You don’t need another list of holiday stress tips.
You probably already know the basics—breathe, get sleep, take a walk, maybe say no to that fourth gathering in one weekend.

But knowing and feeling are two very different things.

What if, instead of pushing through or adding one more self-care box to check, we simply paused long enough to ask: How’s my body really doing right now?

Not from a place of judgment.
Not from a place of “fixing.”

But with the same care you might offer a dear friend who’s carrying too much.

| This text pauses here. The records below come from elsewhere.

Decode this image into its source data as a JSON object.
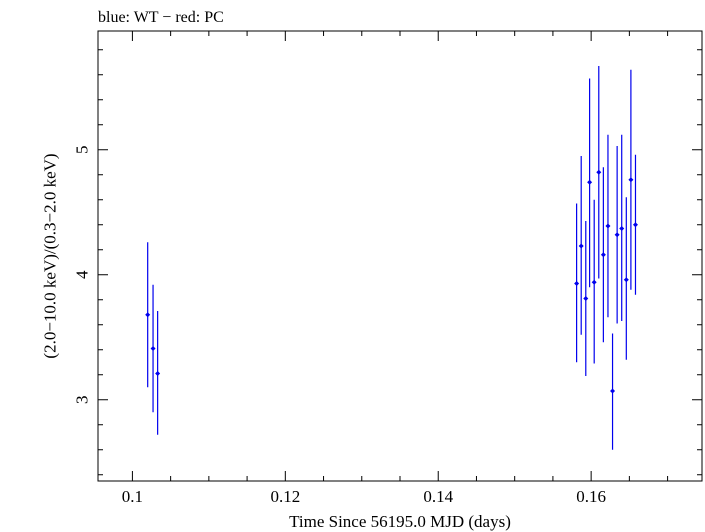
{
  "chart_data": {
    "type": "scatter",
    "title": "blue: WT − red: PC",
    "xlabel": "Time Since 56195.0 MJD (days)",
    "ylabel": "(2.0−10.0 keV)/(0.3−2.0 keV)",
    "xlim": [
      0.0955,
      0.1745
    ],
    "ylim": [
      2.35,
      5.95
    ],
    "xticks": [
      0.1,
      0.12,
      0.14,
      0.16
    ],
    "xtick_labels": [
      "0.1",
      "0.12",
      "0.14",
      "0.16"
    ],
    "yticks": [
      3,
      4,
      5
    ],
    "ytick_labels": [
      "3",
      "4",
      "5"
    ],
    "grid": false,
    "colors": {
      "series": "#0000ee",
      "axes": "#000000"
    },
    "series": [
      {
        "points": [
          {
            "x": 0.102,
            "y": 3.68,
            "ylo": 3.1,
            "yhi": 4.26
          },
          {
            "x": 0.1027,
            "y": 3.41,
            "ylo": 2.9,
            "yhi": 3.92
          },
          {
            "x": 0.1033,
            "y": 3.21,
            "ylo": 2.72,
            "yhi": 3.71
          },
          {
            "x": 0.1581,
            "y": 3.93,
            "ylo": 3.3,
            "yhi": 4.57
          },
          {
            "x": 0.1587,
            "y": 4.23,
            "ylo": 3.52,
            "yhi": 4.95
          },
          {
            "x": 0.1593,
            "y": 3.81,
            "ylo": 3.19,
            "yhi": 4.43
          },
          {
            "x": 0.1598,
            "y": 4.74,
            "ylo": 3.9,
            "yhi": 5.57
          },
          {
            "x": 0.1604,
            "y": 3.94,
            "ylo": 3.29,
            "yhi": 4.6
          },
          {
            "x": 0.161,
            "y": 4.82,
            "ylo": 3.97,
            "yhi": 5.67
          },
          {
            "x": 0.1616,
            "y": 4.16,
            "ylo": 3.46,
            "yhi": 4.86
          },
          {
            "x": 0.1622,
            "y": 4.39,
            "ylo": 3.66,
            "yhi": 5.12
          },
          {
            "x": 0.1628,
            "y": 3.07,
            "ylo": 2.6,
            "yhi": 3.53
          },
          {
            "x": 0.1634,
            "y": 4.32,
            "ylo": 3.61,
            "yhi": 5.03
          },
          {
            "x": 0.164,
            "y": 4.37,
            "ylo": 3.63,
            "yhi": 5.12
          },
          {
            "x": 0.1646,
            "y": 3.96,
            "ylo": 3.32,
            "yhi": 4.62
          },
          {
            "x": 0.1652,
            "y": 4.76,
            "ylo": 3.88,
            "yhi": 5.64
          },
          {
            "x": 0.1658,
            "y": 4.4,
            "ylo": 3.84,
            "yhi": 4.96
          }
        ]
      }
    ]
  }
}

Let’s Call This What It Is: A Seasonal Shift in Stress Load

December might be the season of celebration, but it also tends to disrupt the quiet rhythms that help us feel balanced: routines, sleep, nourishment, movement. And for women already navigating hormone imbalances or fatigue, even small disruptions can feel amplified.

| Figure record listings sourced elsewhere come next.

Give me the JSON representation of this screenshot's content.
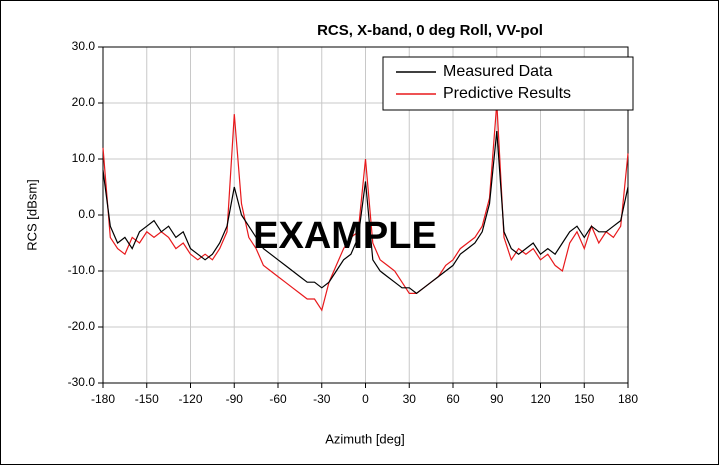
{
  "chart_data": {
    "type": "line",
    "title": "RCS, X-band, 0 deg Roll, VV-pol",
    "x_label": "Azimuth [deg]",
    "y_label": "RCS [dBsm]",
    "annotation": "EXAMPLE",
    "x": [
      -180,
      -175,
      -170,
      -165,
      -160,
      -155,
      -150,
      -145,
      -140,
      -135,
      -130,
      -125,
      -120,
      -115,
      -110,
      -105,
      -100,
      -95,
      -90,
      -85,
      -80,
      -75,
      -70,
      -65,
      -60,
      -55,
      -50,
      -45,
      -40,
      -35,
      -30,
      -25,
      -20,
      -15,
      -10,
      -5,
      0,
      5,
      10,
      15,
      20,
      25,
      30,
      35,
      40,
      45,
      50,
      55,
      60,
      65,
      70,
      75,
      80,
      85,
      90,
      95,
      100,
      105,
      110,
      115,
      120,
      125,
      130,
      135,
      140,
      145,
      150,
      155,
      160,
      165,
      170,
      175,
      180
    ],
    "series": [
      {
        "name": "Measured Data",
        "color": "#000000",
        "values": [
          8,
          -2,
          -5,
          -4,
          -6,
          -3,
          -2,
          -1,
          -3,
          -2,
          -4,
          -3,
          -6,
          -7,
          -8,
          -7,
          -5,
          -2,
          5,
          0,
          -2,
          -4,
          -6,
          -7,
          -8,
          -9,
          -10,
          -11,
          -12,
          -12,
          -13,
          -12,
          -10,
          -8,
          -7,
          -4,
          6,
          -8,
          -10,
          -11,
          -12,
          -13,
          -13,
          -14,
          -13,
          -12,
          -11,
          -10,
          -9,
          -7,
          -6,
          -5,
          -3,
          2,
          15,
          -3,
          -6,
          -7,
          -6,
          -5,
          -7,
          -6,
          -7,
          -5,
          -3,
          -2,
          -4,
          -2,
          -3,
          -3,
          -2,
          -1,
          5
        ]
      },
      {
        "name": "Predictive Results",
        "color": "#e8191c",
        "values": [
          12,
          -4,
          -6,
          -7,
          -4,
          -5,
          -3,
          -4,
          -3,
          -4,
          -6,
          -5,
          -7,
          -8,
          -7,
          -8,
          -6,
          -3,
          18,
          2,
          -4,
          -6,
          -9,
          -10,
          -11,
          -12,
          -13,
          -14,
          -15,
          -15,
          -17,
          -12,
          -9,
          -6,
          -4,
          -3,
          10,
          -5,
          -8,
          -9,
          -10,
          -12,
          -14,
          -14,
          -13,
          -12,
          -11,
          -9,
          -8,
          -6,
          -5,
          -4,
          -2,
          3,
          20,
          -4,
          -8,
          -6,
          -7,
          -6,
          -8,
          -7,
          -9,
          -10,
          -5,
          -3,
          -6,
          -2,
          -5,
          -3,
          -4,
          -2,
          11
        ]
      }
    ],
    "xlim": [
      -180,
      180
    ],
    "xticks": [
      -180,
      -150,
      -120,
      -90,
      -60,
      -30,
      0,
      30,
      60,
      90,
      120,
      150,
      180
    ],
    "ylim": [
      -30,
      30
    ],
    "yticks": [
      {
        "value": -30,
        "label": "-30.0"
      },
      {
        "value": -20,
        "label": "-20.0"
      },
      {
        "value": -10,
        "label": "-10.0"
      },
      {
        "value": 0,
        "label": "0.0"
      },
      {
        "value": 10,
        "label": "10.0"
      },
      {
        "value": 20,
        "label": "20.0"
      },
      {
        "value": 30,
        "label": "30.0"
      }
    ],
    "grid": true,
    "legend": "upper right"
  }
}
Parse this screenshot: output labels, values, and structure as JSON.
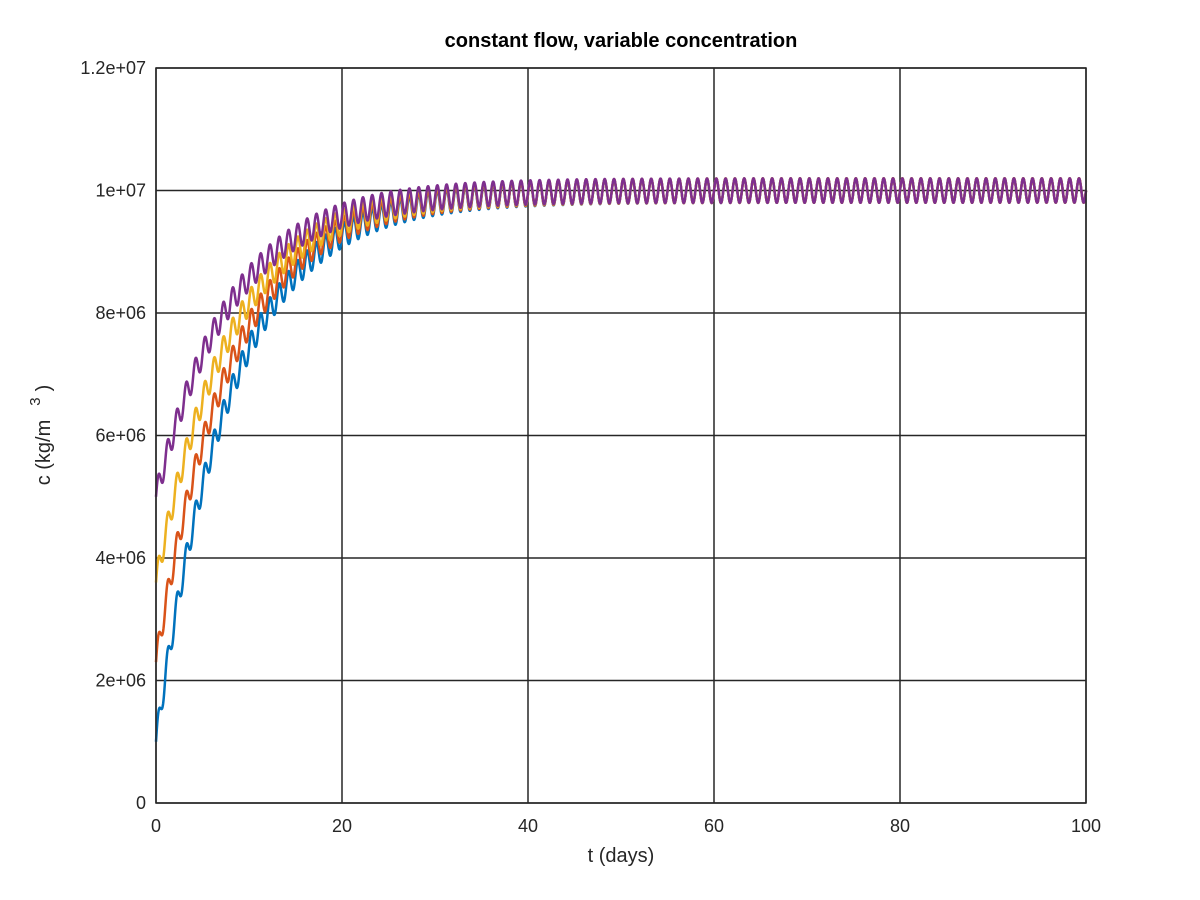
{
  "chart_data": {
    "type": "line",
    "title": "constant flow, variable concentration",
    "xlabel": "t (days)",
    "ylabel": {
      "base": "c (kg/m",
      "superscript": "3",
      "close": ")"
    },
    "xlim": [
      0,
      100
    ],
    "ylim": [
      0,
      12000000
    ],
    "xticks": [
      0,
      20,
      40,
      60,
      80,
      100
    ],
    "xtick_labels": [
      "0",
      "20",
      "40",
      "60",
      "80",
      "100"
    ],
    "yticks": [
      0,
      2000000,
      4000000,
      6000000,
      8000000,
      10000000,
      12000000
    ],
    "ytick_labels": [
      "0",
      "2e+06",
      "4e+06",
      "6e+06",
      "8e+06",
      "1e+07",
      "1.2e+07"
    ],
    "grid": true,
    "steady_state": 10000000,
    "oscillation_amplitude": 200000,
    "oscillation_period_days": 1,
    "series": [
      {
        "initial": 1000000,
        "color": "#0072BD"
      },
      {
        "initial": 2300000,
        "color": "#D95319"
      },
      {
        "initial": 3600000,
        "color": "#EDB120"
      },
      {
        "initial": 5000000,
        "color": "#7E2F8E"
      }
    ]
  }
}
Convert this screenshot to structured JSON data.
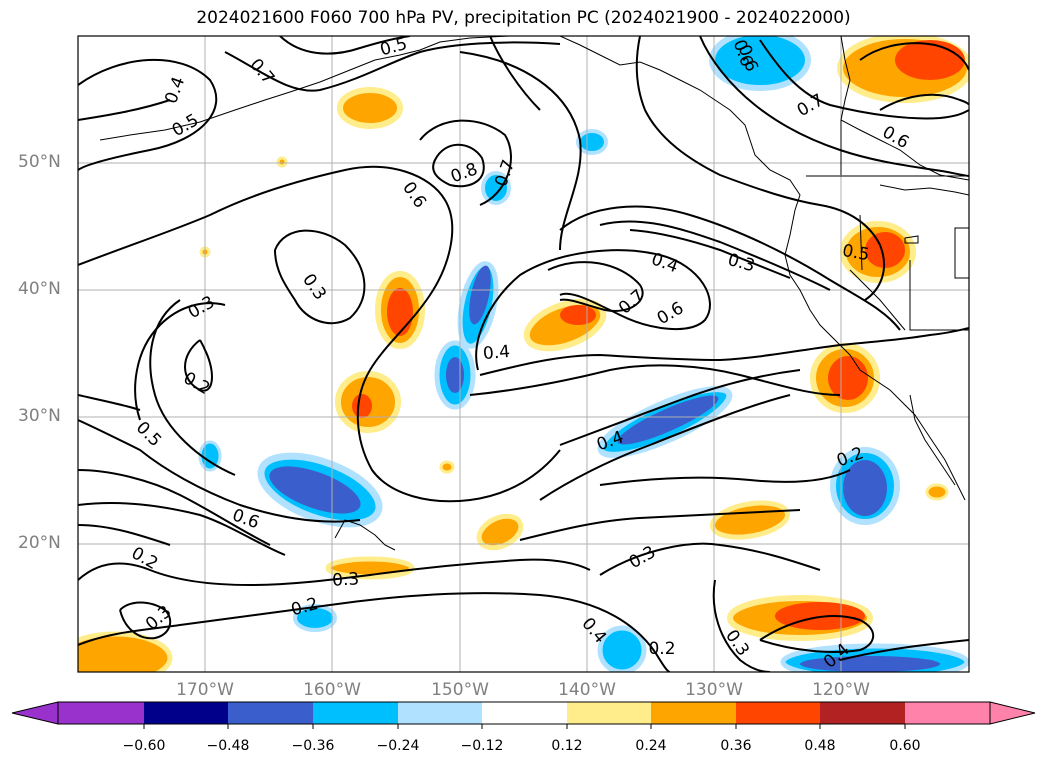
{
  "title": "2024021600 F060 700 hPa PV, precipitation PC (2024021900 - 2024022000)",
  "lat_labels": [
    "50°N",
    "40°N",
    "30°N",
    "20°N"
  ],
  "lon_labels": [
    "170°W",
    "160°W",
    "150°W",
    "140°W",
    "130°W",
    "120°W"
  ],
  "colorbar": {
    "ticks": [
      "−0.60",
      "−0.48",
      "−0.36",
      "−0.24",
      "−0.12",
      "0.12",
      "0.24",
      "0.36",
      "0.48",
      "0.60"
    ],
    "colors": [
      "#9932cc",
      "#00008b",
      "#3a5fcd",
      "#00bfff",
      "#b0e2ff",
      "#ffffff",
      "#ffec8b",
      "#ffa500",
      "#ff4500",
      "#b22222",
      "#ff82ab"
    ]
  },
  "contour_labels": [
    "0.5",
    "0.7",
    "0.4",
    "0.5",
    "0.6",
    "0.8",
    "0.7",
    "0.6",
    "0.3",
    "0.3",
    "0.2",
    "0.5",
    "0.6",
    "0.2",
    "0.3",
    "0.2",
    "0.3",
    "0.4",
    "0.4",
    "0.7",
    "0.6",
    "0.4",
    "0.3",
    "0.5",
    "0.6",
    "0.7",
    "0.6",
    "0.2",
    "0.3",
    "0.4",
    "0.2",
    "0.3",
    "0.4"
  ]
}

Science confirms this too. While crisis-level emergencies actually decrease around the holidays, self-reported stress levels rise—especially in the afternoon hours when your body naturally needs a reset.

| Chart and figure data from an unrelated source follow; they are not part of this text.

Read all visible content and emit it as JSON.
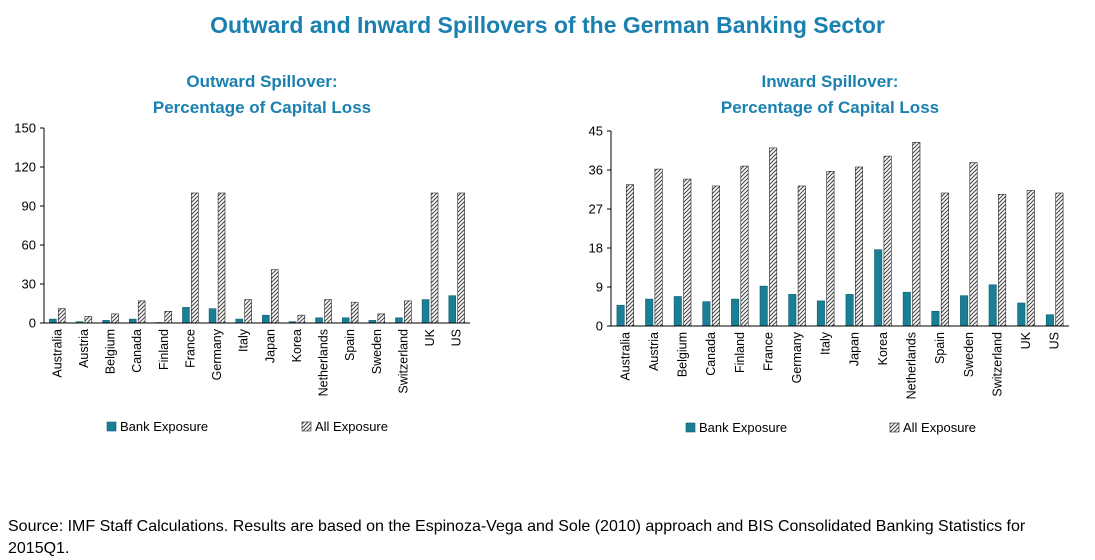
{
  "main_title": "Outward and Inward Spillovers of the German Banking Sector",
  "colors": {
    "title": "#1a80b0",
    "bank_bar": "#1a7f94",
    "hatch": "#404040",
    "axis": "#000000"
  },
  "source_note": "Source: IMF Staff Calculations. Results are based on the Espinoza-Vega and Sole (2010) approach and BIS Consolidated Banking Statistics for 2015Q1.",
  "chart_data": [
    {
      "type": "bar",
      "title_lines": [
        "Outward Spillover:",
        "Percentage of Capital Loss"
      ],
      "categories": [
        "Australia",
        "Austria",
        "Belgium",
        "Canada",
        "Finland",
        "France",
        "Germany",
        "Italy",
        "Japan",
        "Korea",
        "Netherlands",
        "Spain",
        "Sweden",
        "Switzerland",
        "UK",
        "US"
      ],
      "ylim": [
        0,
        150
      ],
      "yticks": [
        "0",
        "30",
        "60",
        "90",
        "120",
        "150"
      ],
      "ytick_values": [
        0,
        30,
        60,
        90,
        120,
        150
      ],
      "legend": [
        "Bank Exposure",
        "All Exposure"
      ],
      "series": [
        {
          "name": "Bank Exposure",
          "values": [
            3,
            1,
            2,
            3,
            0,
            12,
            11,
            3,
            6,
            1,
            4,
            4,
            2,
            4,
            18,
            21
          ]
        },
        {
          "name": "All Exposure",
          "values": [
            11,
            5,
            7,
            17,
            9,
            100,
            100,
            18,
            41,
            6,
            18,
            16,
            7,
            17,
            100,
            100
          ]
        }
      ]
    },
    {
      "type": "bar",
      "title_lines": [
        "Inward Spillover:",
        "Percentage of Capital Loss"
      ],
      "categories": [
        "Australia",
        "Austria",
        "Belgium",
        "Canada",
        "Finland",
        "France",
        "Germany",
        "Italy",
        "Japan",
        "Korea",
        "Netherlands",
        "Spain",
        "Sweden",
        "Switzerland",
        "UK",
        "US"
      ],
      "ylim": [
        0,
        45
      ],
      "yticks": [
        "0",
        "9",
        "18",
        "27",
        "36",
        "45"
      ],
      "ytick_values": [
        0,
        9,
        18,
        27,
        36,
        45
      ],
      "legend": [
        "Bank Exposure",
        "All Exposure"
      ],
      "series": [
        {
          "name": "Bank Exposure",
          "values": [
            4.8,
            6.2,
            6.8,
            5.6,
            6.2,
            9.2,
            7.3,
            5.8,
            7.3,
            17.6,
            7.8,
            3.4,
            7.0,
            9.5,
            5.3,
            2.6
          ]
        },
        {
          "name": "All Exposure",
          "values": [
            32.6,
            36.2,
            33.9,
            32.3,
            36.9,
            41.1,
            32.3,
            35.7,
            36.7,
            39.2,
            42.4,
            30.7,
            37.7,
            30.4,
            31.3,
            30.7
          ]
        }
      ]
    }
  ]
}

And that mid-afternoon anxiety spike? That craving for sugar or quiet or anything to make it stop? That’s not a personal failure. That’s your nervous system waving a flag, asking for support.

What Holiday Stress Really Does in the Body

This isn’t just emotional. It’s deeply physical.
Stress activates your brain’s command center—the HPA and SAM axes—flooding your system with cortisol and adrenaline. These chemicals are protective in short bursts, but over time they shift into something called allostatic load: the wear-and-tear that shows up as inflammation, anxiety, hormone disruption, and even cardiovascular issues.

In other words, your body isn’t overreacting. It’s adapting the best way it knows how.

And it’s asking for a reset.

Holiday Stress Relief Doesn’t Have to Be Complicated

Reset doesn’t mean vacation.
It doesn’t mean a yoga retreat or a month off sugar or 8 hours of perfect sleep.

It means doing the most nourishing thing you can do in the moment you’re in.

  • Can’t get to the gym? Try 30 seconds of stretching before you scroll.
  • Too overstimulated to meditate? Just sit with your hand on your heart and feel your breath.
  • Dinner is a snack plate at 9 p.m.? Add something colorful or protein-rich if you can.
  • Wired and tired at bedtime? Dim the lights, put your phone down, and tell your nervous system: “We’re done for today.”

None of this is glamorous.
But it’s real. It’s sustainable. And it works.

Here’s what I’ve learned, both in my clinical practice and in my own body: when we stop viewing stress as something to conquer and start seeing it as something to respond to, everything changes.

Your body isn’t trying to sabotage you.
It’s communicating. It’s recalibrating. It’s doing its best to keep you safe.

And when you support that process—even in small, gentle ways—you start to shift from survival mode into presence.

Whatever support looks like for you right now, let it be simple. Let it be kind.